Randy tried again. “Could be there’s more of them up there,” he said. “Remember after that game with Morningcreek? They said they were going to kick our asses. Maybe they’re just trying to lure us up there.”
“You’re all nuts,” Max said, knocking the rest of the ice into his mouth. “It’s nothing. I shouldn’t have said anything.”
Alex said, “Well, I think we should check her out.”
“Me too,” Randy said.
“I am sort of curious,” Steve said, grabbing up the last fry.
Max looked at the eager faces, shook his head and chuckled.
“Come on,” Alex said. “It’ll be fun!”
The others nodded in agreement and looked to Max with hope-filled eyes. They all believed that it was up to Max whether they were going to do anything about it.
Indifferent, but amused, Max said, “Anyone got a plan?”
His friends cheered and Alex stood up and waved the rest of the gang over to huddle up.
The plan was not an elaborate one. They couldn’t rush the hill head on because by the time they arrived at the top, whoever was up there would have had plenty of time to get away or get ready, whichever the case might be. They decided they would wait until school let out, and then instead of leaving the building from the back, which meant crossing the playing fields, they would file out the front, form two flanks, and then race up the sides of the hill to sandwich whoever was up there between them.
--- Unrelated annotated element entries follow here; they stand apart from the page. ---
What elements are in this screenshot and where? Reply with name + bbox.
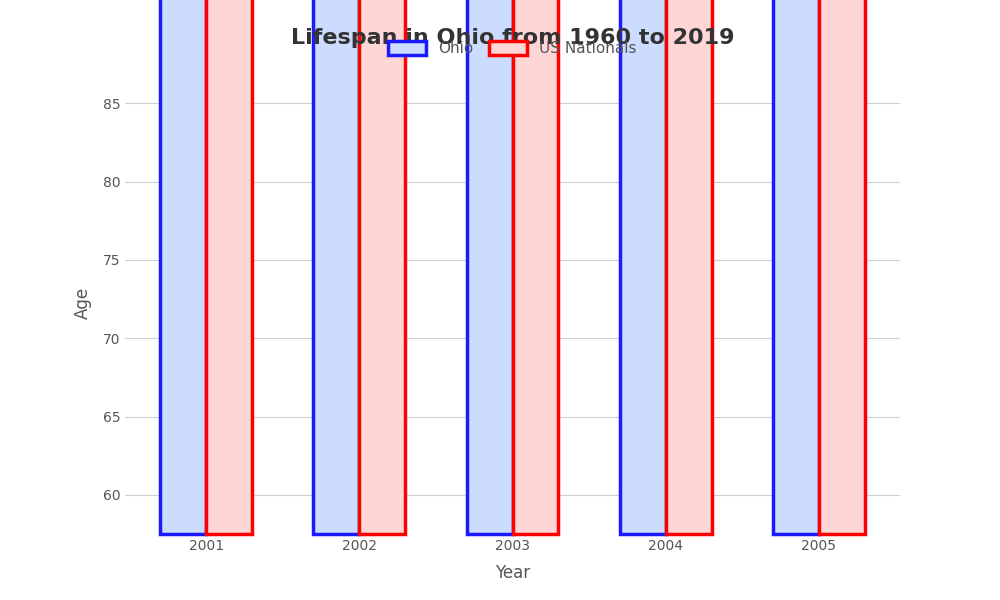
Bar [160,0,206,534]
Bar [359,0,405,534]
Bar [512,0,558,534]
Bar [467,0,512,534]
Bar [206,0,252,534]
Bar [773,0,819,534]
Title: Lifespan in Ohio from 1960 to 2019: Lifespan in Ohio from 1960 to 2019 [291,28,734,48]
Legend: Ohio, US Nationals: Ohio, US Nationals [380,34,645,64]
Bar [313,0,359,534]
Bar [819,0,865,534]
Bar [666,0,712,534]
Y-axis label: Age: Age [73,287,91,319]
Bar [620,0,666,534]
X-axis label: Year: Year [495,564,530,582]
Twice that week the girl showed up but both times she did not hang around long enough for school to end, which only excited the already antsy youths all the more. Steve had given them strict orders not to let on that they knew she was there, but to just ignore her and “act your usual retarded selves.” His friends found this difficult to do. It wasn’t long before one kid or another was reporting how he saw at least four or five figures moving around on top of the hill, until by the middle of the second week the boys were sure that a veritable army was waiting for them there.